Conduite à adopter en cas d'accident d'avalanche

En tant que personne menacée mais pas encore emportée :

Tenter de fuir vers les côtés, plus facile si l’on est dans un couloir et qu’il est encore possible de rejoindre l’un des bords…

Si j’ai un système de sac gonflable, type « Airbag », je tire la poignée à fond en lançant mes deux mains sur la poignée, si possible avant de me faire réellement emporter. Rejoindre la poignée sur la bretelle du sac peut s’avérer impossible lorsque mon corps est pris dans la neige en mouvement … Pour tirer sur la poignée, il faut lancer ses deux mains dessus: la première qui touche tire!

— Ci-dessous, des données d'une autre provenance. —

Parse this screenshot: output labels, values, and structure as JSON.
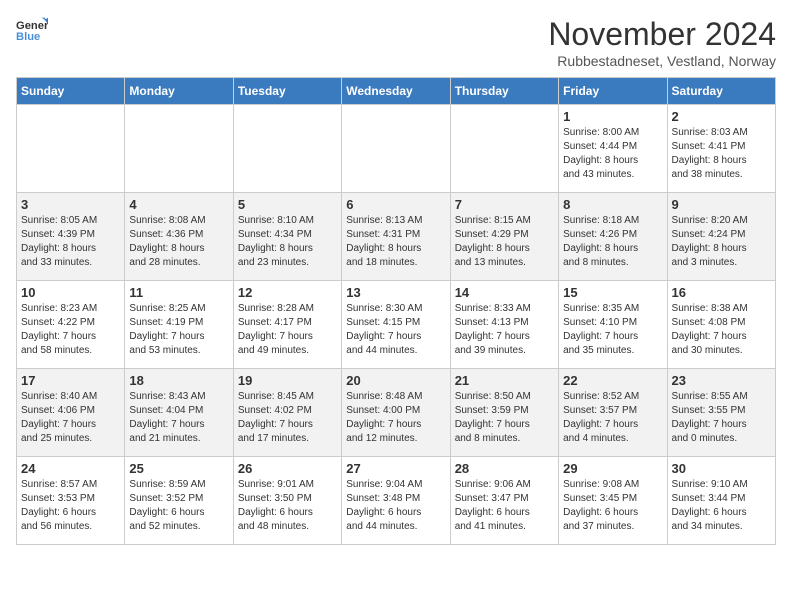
{
  "header": {
    "logo_general": "General",
    "logo_blue": "Blue",
    "month_title": "November 2024",
    "location": "Rubbestadneset, Vestland, Norway"
  },
  "weekdays": [
    "Sunday",
    "Monday",
    "Tuesday",
    "Wednesday",
    "Thursday",
    "Friday",
    "Saturday"
  ],
  "weeks": [
    [
      {
        "day": "",
        "info": ""
      },
      {
        "day": "",
        "info": ""
      },
      {
        "day": "",
        "info": ""
      },
      {
        "day": "",
        "info": ""
      },
      {
        "day": "",
        "info": ""
      },
      {
        "day": "1",
        "info": "Sunrise: 8:00 AM\nSunset: 4:44 PM\nDaylight: 8 hours\nand 43 minutes."
      },
      {
        "day": "2",
        "info": "Sunrise: 8:03 AM\nSunset: 4:41 PM\nDaylight: 8 hours\nand 38 minutes."
      }
    ],
    [
      {
        "day": "3",
        "info": "Sunrise: 8:05 AM\nSunset: 4:39 PM\nDaylight: 8 hours\nand 33 minutes."
      },
      {
        "day": "4",
        "info": "Sunrise: 8:08 AM\nSunset: 4:36 PM\nDaylight: 8 hours\nand 28 minutes."
      },
      {
        "day": "5",
        "info": "Sunrise: 8:10 AM\nSunset: 4:34 PM\nDaylight: 8 hours\nand 23 minutes."
      },
      {
        "day": "6",
        "info": "Sunrise: 8:13 AM\nSunset: 4:31 PM\nDaylight: 8 hours\nand 18 minutes."
      },
      {
        "day": "7",
        "info": "Sunrise: 8:15 AM\nSunset: 4:29 PM\nDaylight: 8 hours\nand 13 minutes."
      },
      {
        "day": "8",
        "info": "Sunrise: 8:18 AM\nSunset: 4:26 PM\nDaylight: 8 hours\nand 8 minutes."
      },
      {
        "day": "9",
        "info": "Sunrise: 8:20 AM\nSunset: 4:24 PM\nDaylight: 8 hours\nand 3 minutes."
      }
    ],
    [
      {
        "day": "10",
        "info": "Sunrise: 8:23 AM\nSunset: 4:22 PM\nDaylight: 7 hours\nand 58 minutes."
      },
      {
        "day": "11",
        "info": "Sunrise: 8:25 AM\nSunset: 4:19 PM\nDaylight: 7 hours\nand 53 minutes."
      },
      {
        "day": "12",
        "info": "Sunrise: 8:28 AM\nSunset: 4:17 PM\nDaylight: 7 hours\nand 49 minutes."
      },
      {
        "day": "13",
        "info": "Sunrise: 8:30 AM\nSunset: 4:15 PM\nDaylight: 7 hours\nand 44 minutes."
      },
      {
        "day": "14",
        "info": "Sunrise: 8:33 AM\nSunset: 4:13 PM\nDaylight: 7 hours\nand 39 minutes."
      },
      {
        "day": "15",
        "info": "Sunrise: 8:35 AM\nSunset: 4:10 PM\nDaylight: 7 hours\nand 35 minutes."
      },
      {
        "day": "16",
        "info": "Sunrise: 8:38 AM\nSunset: 4:08 PM\nDaylight: 7 hours\nand 30 minutes."
      }
    ],
    [
      {
        "day": "17",
        "info": "Sunrise: 8:40 AM\nSunset: 4:06 PM\nDaylight: 7 hours\nand 25 minutes."
      },
      {
        "day": "18",
        "info": "Sunrise: 8:43 AM\nSunset: 4:04 PM\nDaylight: 7 hours\nand 21 minutes."
      },
      {
        "day": "19",
        "info": "Sunrise: 8:45 AM\nSunset: 4:02 PM\nDaylight: 7 hours\nand 17 minutes."
      },
      {
        "day": "20",
        "info": "Sunrise: 8:48 AM\nSunset: 4:00 PM\nDaylight: 7 hours\nand 12 minutes."
      },
      {
        "day": "21",
        "info": "Sunrise: 8:50 AM\nSunset: 3:59 PM\nDaylight: 7 hours\nand 8 minutes."
      },
      {
        "day": "22",
        "info": "Sunrise: 8:52 AM\nSunset: 3:57 PM\nDaylight: 7 hours\nand 4 minutes."
      },
      {
        "day": "23",
        "info": "Sunrise: 8:55 AM\nSunset: 3:55 PM\nDaylight: 7 hours\nand 0 minutes."
      }
    ],
    [
      {
        "day": "24",
        "info": "Sunrise: 8:57 AM\nSunset: 3:53 PM\nDaylight: 6 hours\nand 56 minutes."
      },
      {
        "day": "25",
        "info": "Sunrise: 8:59 AM\nSunset: 3:52 PM\nDaylight: 6 hours\nand 52 minutes."
      },
      {
        "day": "26",
        "info": "Sunrise: 9:01 AM\nSunset: 3:50 PM\nDaylight: 6 hours\nand 48 minutes."
      },
      {
        "day": "27",
        "info": "Sunrise: 9:04 AM\nSunset: 3:48 PM\nDaylight: 6 hours\nand 44 minutes."
      },
      {
        "day": "28",
        "info": "Sunrise: 9:06 AM\nSunset: 3:47 PM\nDaylight: 6 hours\nand 41 minutes."
      },
      {
        "day": "29",
        "info": "Sunrise: 9:08 AM\nSunset: 3:45 PM\nDaylight: 6 hours\nand 37 minutes."
      },
      {
        "day": "30",
        "info": "Sunrise: 9:10 AM\nSunset: 3:44 PM\nDaylight: 6 hours\nand 34 minutes."
      }
    ]
  ]
}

Il faut savoir que si l’on est emporté par une plaque de neige (plaque à vent, qui peut atteindre dès le départ une vitesse de 20m/s, soit 70 km/h !), il vaut mieux passer directement à l’étape suivante, soit :

En tant que personne emportée:

Se débarrasser immédiatement des bâtons (jamais de dragonnes!), tirer la poignée de l’airbag si ce n’est pas encore fait, et tenter d’ouvrir ses fixations de skis/surf (effet d’ancre).
Tenter de rester à la surface en essayant de faire passer la neige sous soi n’est possible que dans les petites coulées, difficile pour la victime d’estimer l’ampleur de la masse dans laquelle il est emporté ! Il vaut donc mieux dès le départ, fermer la bouche, se protéger la tête avec les bras en les maintenant fermement devant le visage. Si ce n’est pas fait depuis le départ, ramener les 2 mains à plat sur le visage en remontant celles-ci en les glissant vers le haut depuis la poitrine, cela évitera de tasser la neige devant la bouche tout en libérant le visage du contact avec la neige. Cela pourra peut-être créer devant le nez la poche d’air nécessaire à la survie …

En tant que témoin:

Observer le point de disparition de l’enseveli (qu’il faudra si possible marquer au début de la recherche) et le sens d’écoulement de l’avalanche.
Déterminer la bande de recherche primaire en fonction du point de disparition et du terrain – bosses, creux, couloir…

Plan d’urgence:

Le plan d’urgence répertorie les mesures élémentaires pour le succès du sauvetage par les compagnons de la victime :

  • Obtenir une vue d’ensemble de la situation (nombre de victimes emportées!?) 
  • Immédiatement estimer les risques résiduels – sur-avalanche ?
  • Mettre toutes les personnes présentes qui ne participent pas activement au sauvetage en sécurité et faire mettre tous les DVA qui ne sont pas utilisés pour la recherche en position d’arrêt OFF. ATTENTION: Si ces personnes ont un Pulse Barryvox (avec au moins la version 3.2), un Arva Axio, un Neo Pro ou un Barryvox S, les faire passer en mode « Send Sauvetage » ou « Standby », leur faire remettre leur DVA dans le support et fermer leur veste. On peut aussi éteindre les DVA des personnes qui ne savent pas activer leur Send Sauvetage, puis l’activer lorsque le sauveteur est suffisamment éloigné du groupe. (Voir FAQ)
  • Donner l’alerte par téléphone –112 Europe, 144 ou 1414 en CH-, avec une App REGA, RetteMi.ch (112) ou la radio depuis le site.
  • Un sauveteur au moins doit immédiatement partir avec son DVA en mode « Recherche » (SEARCH) depuis le groupe (permet de contrôler si tout le monde est « OFF » ou en « Send Sauvetage » ), tout en observant la surface et en écoutant… 
  • Les sauveteurs en attente montent leur pelle et la coincent sous la bretelle du sac à dos comme le piolet en été. Ils remettent également les peaux de phoques s’ils doivent remonter sur l’avalanche! Ils se tiennent prêts à rejoindre le sauveteur de pointe pour le dégagement de la victime. Au besoin, l’un de ces sauveteurs passe sa sonde (pliée) au sauveteur de pointe pour le sondage de la prochaine victime.
  • Une fois toutes les victimes localisées au DVA, repasser immédiatement tous les DVA des personnes en surface en mode « SEND »!
  • Dégager la personne ensevelie et lui prodiguer les premiers secours.
  • Donner l’alerte en se déplaçant physiquement au moins par 2 si possible jusqu’à la prochaine cabane ou vallée si la liaison n’a pas pu être effectuée avant.